I shrug, my leg dangling on the arm of the couch. "Didn't think it was important to."
"Wow, that's considerate of you." She sulks and I am tempted to giggle. I softly take the book from her weak hands and flip to one of the marked pages.
"The time will come when, with elation, you will greet yourself arriving at your own door, in your own mirror, and each will smile at the other's welcome, and say, sit here. Eat. You will love again the stranger who was yourself. Give wine. Give bread. Give back your heart to itself, to the stranger who has loved you."
I look at her and she is momentarily silenced, all the while listening to me read with expressionless eyes. I love the way she is taken off her feet at such tiny acts and gestures. How she appreciates every word from a mouth of a person, even those she have not an inch who. But she isn't aware of that. She doesn't know the beauty in herself.
"What is it?" she asks softly, gazing at me with powerful eyes.
"Love after love, Derek Walcott. One of my favorites."

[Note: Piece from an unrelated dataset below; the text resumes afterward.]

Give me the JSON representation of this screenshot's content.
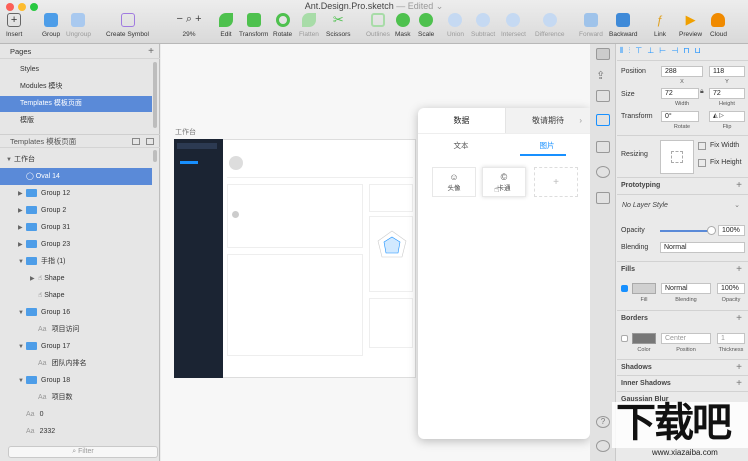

She smiles and lays her head on the headrest. We watch television and she stows the bulky book back into its position wedged in between the cushions. "Your father read poetry too? He didn't seem the type at all," she suddenly says, tone saturated in somewhat awe.
"And I am?"
She regards me with mock-serious eyes and I stifle a laugh. "No, not at all."
I guffaw and shrug my shoulders. "I guess it's in the genes."
Bella chuckles so softly, burying her face into my chest, her hands clutching to the fabric of my shirt as though clinging to dear life. She doesn't sob. Instead she remains motionless, her nails digging into the flesh of my nape as to draw blood but I am silent. The pain I felt is so prosaic.
"Are you going to be okay, Bella?" I ask, combing back strands of chocolate-brown that had strayed to my shoulders.
She doesn't answer. She keeps on clinging.